This invention relates to ultra hard or hard composite materials, and to methods of making them.
Ultra hard composite materials, typically in the form of abrasive compacts, are used extensively in cutting, milling, grinding, drilling and other abrasive operations. They generally contain ultra hard abrasive particles dispersed in a second phase matrix. The matrix may be metallic or ceramic or a cermet. The ultra hard or hard abrasive particles may be diamond, cubic boron nitride (cBN), silicon carbide or silicon nitride and the like. These particles may be bonded to each other during the high pressure and high temperature compact manufacturing process generally used, forming a polycrystalline mass, or may be bonded via the matrix of second phase material(s) to form a polycrystalline mass. Such bodies are generally known as polycrystalline diamond (PCD), or polycrystalline cubic boron nitride (PCBN), where they contain diamond or cBN as the ultra hard particles, respectively.

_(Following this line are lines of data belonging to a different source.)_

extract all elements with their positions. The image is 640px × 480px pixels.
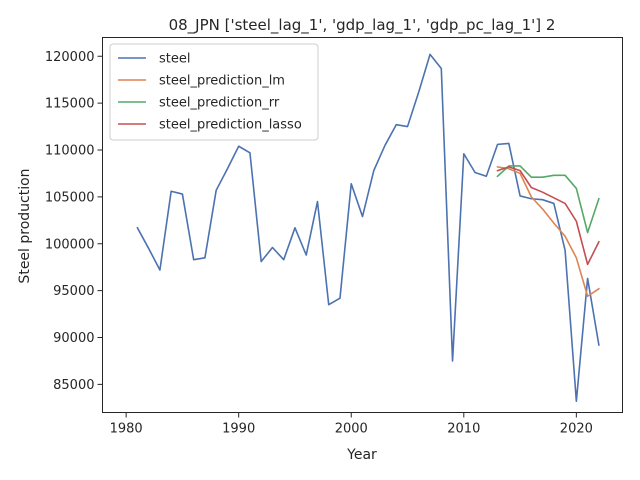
legend-label: steel_prediction_lm (159, 74, 285, 89)
series-line-steel-prediction-lm (496, 165, 600, 298)
y-tick-label: 105000 (45, 190, 95, 205)
y-tick-label: 95000 (53, 284, 94, 299)
x-tick-label: 2000 (335, 422, 368, 437)
x-axis: 1980 1990 2000 2010 2020 (110, 412, 593, 437)
x-tick-label: 2010 (447, 422, 480, 437)
chart-title: 08_JPN ['steel_lag_1', 'gdp_lag_1', 'gdp… (169, 16, 556, 35)
y-tick-label: 85000 (53, 378, 94, 393)
legend-label: steel_prediction_rr (159, 96, 280, 111)
legend-box (109, 43, 319, 141)
y-axis-label: Steel production (17, 168, 33, 283)
y-tick-label: 100000 (45, 237, 95, 252)
x-tick-label: 2020 (560, 422, 593, 437)
series-line-steel-prediction-lasso (496, 166, 600, 266)
y-tick-label: 120000 (45, 50, 95, 65)
plot-frame (102, 37, 623, 413)
y-axis: 85000 90000 95000 100000 105000 110000 115000 1… (45, 50, 103, 393)
series-line-steel-prediction-rr (496, 165, 600, 234)
legend: steel steel_prediction_lm steel_prediction… (109, 43, 319, 141)
x-tick-label: 1990 (222, 422, 255, 437)
x-axis-label: Year (346, 447, 377, 463)
y-tick-label: 90000 (53, 331, 94, 346)
y-tick-label: 115000 (45, 97, 95, 112)
x-tick-label: 1980 (110, 422, 143, 437)
plot-lines (136, 53, 600, 403)
series-line-steel (136, 53, 600, 403)
y-tick-label: 110000 (45, 144, 95, 159)
legend-label: steel (159, 52, 190, 67)
legend-label: steel_prediction_lasso (159, 118, 302, 133)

PCT application WO2006/032984 discloses a method of manufacturing a polycrystalline abrasive element, which includes the steps of providing a plurality of ultra hard abrasive particles having vitreophilic surfaces, coating the ultra hard abrasive particles with a matrix precursor material, treating the coated ultra hard abrasive particles to render them suitable for sintering, preferably to convert the matrix precursor material to an oxide, nitride, carbide, oxynitride, oxycarbide, or carbonitride of the matrix precursor material, or an elemental form of the matrix precursor material, or combinations thereof, and consolidating and sintering the coated ultra hard abrasive particles at a pressure and temperature at which they are crystallographically or thermodynamically stable. In this way ultra hard polycrystalline composite materials are made having ultra hard particles homogeneously dispersed in fine, sub-micron and nano grained matrix materials.
The ultra hard abrasive elements typically comprise a mass of ultra hard particulate materials of any size or size distribution smaller than about several hundred microns, down to and including sub-micron and also nano-sizes (particles less than 0.1 microns i.e. 100 nm), which are well dispersed in a continuous matrix made of extremely fine grained oxide ceramics, non-oxide ceramics, cermets or combinations of these classes of materials.

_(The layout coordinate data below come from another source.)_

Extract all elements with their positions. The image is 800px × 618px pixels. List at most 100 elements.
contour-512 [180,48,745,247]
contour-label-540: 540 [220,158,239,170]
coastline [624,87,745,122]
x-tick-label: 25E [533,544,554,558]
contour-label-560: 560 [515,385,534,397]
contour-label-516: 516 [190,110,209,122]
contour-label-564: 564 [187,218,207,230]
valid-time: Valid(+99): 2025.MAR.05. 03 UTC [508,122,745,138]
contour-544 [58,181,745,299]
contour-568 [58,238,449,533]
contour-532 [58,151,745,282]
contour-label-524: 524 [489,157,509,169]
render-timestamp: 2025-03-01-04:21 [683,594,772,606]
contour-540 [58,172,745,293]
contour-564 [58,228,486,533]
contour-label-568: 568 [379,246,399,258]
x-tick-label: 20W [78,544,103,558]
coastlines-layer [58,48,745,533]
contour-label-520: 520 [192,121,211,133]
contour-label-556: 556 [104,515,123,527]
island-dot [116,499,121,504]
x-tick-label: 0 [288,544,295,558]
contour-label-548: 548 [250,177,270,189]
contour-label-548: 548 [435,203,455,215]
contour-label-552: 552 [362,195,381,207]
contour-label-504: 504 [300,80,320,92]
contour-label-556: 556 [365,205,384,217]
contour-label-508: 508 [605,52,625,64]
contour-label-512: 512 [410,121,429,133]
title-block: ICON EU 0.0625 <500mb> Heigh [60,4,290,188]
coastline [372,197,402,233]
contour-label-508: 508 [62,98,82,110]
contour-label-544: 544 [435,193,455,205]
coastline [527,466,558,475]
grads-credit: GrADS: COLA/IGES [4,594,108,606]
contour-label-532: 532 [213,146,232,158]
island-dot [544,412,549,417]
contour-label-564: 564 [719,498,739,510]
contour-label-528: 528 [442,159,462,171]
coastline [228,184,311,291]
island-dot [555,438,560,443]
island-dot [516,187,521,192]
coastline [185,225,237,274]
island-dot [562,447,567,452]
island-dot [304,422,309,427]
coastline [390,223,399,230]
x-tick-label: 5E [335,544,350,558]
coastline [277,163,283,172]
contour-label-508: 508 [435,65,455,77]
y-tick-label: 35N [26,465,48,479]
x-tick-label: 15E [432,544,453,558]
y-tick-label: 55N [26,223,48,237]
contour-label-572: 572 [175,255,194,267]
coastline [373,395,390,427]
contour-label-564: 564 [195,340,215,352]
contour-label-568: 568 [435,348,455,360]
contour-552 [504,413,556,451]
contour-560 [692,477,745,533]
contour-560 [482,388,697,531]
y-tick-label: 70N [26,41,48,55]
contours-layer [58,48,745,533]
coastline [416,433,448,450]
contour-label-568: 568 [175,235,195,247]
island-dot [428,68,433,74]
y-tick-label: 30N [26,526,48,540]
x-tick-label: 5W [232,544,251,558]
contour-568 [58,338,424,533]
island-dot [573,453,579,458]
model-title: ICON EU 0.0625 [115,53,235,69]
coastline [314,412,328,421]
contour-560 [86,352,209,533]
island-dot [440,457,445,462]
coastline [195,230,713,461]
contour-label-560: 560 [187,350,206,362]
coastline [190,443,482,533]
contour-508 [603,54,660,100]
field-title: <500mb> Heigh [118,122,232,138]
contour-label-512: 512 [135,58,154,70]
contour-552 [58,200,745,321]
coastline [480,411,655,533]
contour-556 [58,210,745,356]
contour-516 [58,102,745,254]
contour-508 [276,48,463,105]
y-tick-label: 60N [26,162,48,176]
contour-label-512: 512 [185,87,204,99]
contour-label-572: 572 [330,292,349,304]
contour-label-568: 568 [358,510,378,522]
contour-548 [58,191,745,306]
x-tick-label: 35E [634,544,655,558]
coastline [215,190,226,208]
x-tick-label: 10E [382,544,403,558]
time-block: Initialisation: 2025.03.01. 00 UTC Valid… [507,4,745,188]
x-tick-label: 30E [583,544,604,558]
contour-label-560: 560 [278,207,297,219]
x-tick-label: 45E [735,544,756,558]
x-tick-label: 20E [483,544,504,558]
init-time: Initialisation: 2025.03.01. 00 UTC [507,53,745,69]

EP 0 698 447 discloses another approach to the generation of ultra hard composite materials, whereby the matrix is generated by the pyrolysis of organometallic polymer precursors, such as pyrolysis of polymerized polysilazanes. This has particular utility for the generation of ultra hard composites derived from diamond and/or cBN where the ceramic matrices are selected from silicon carbide, silicon nitride, silicon carbonitride, silicon dioxide, boron carbide, aluminium nitride, tungsten carbide, titanium nitride, and titanium carbide.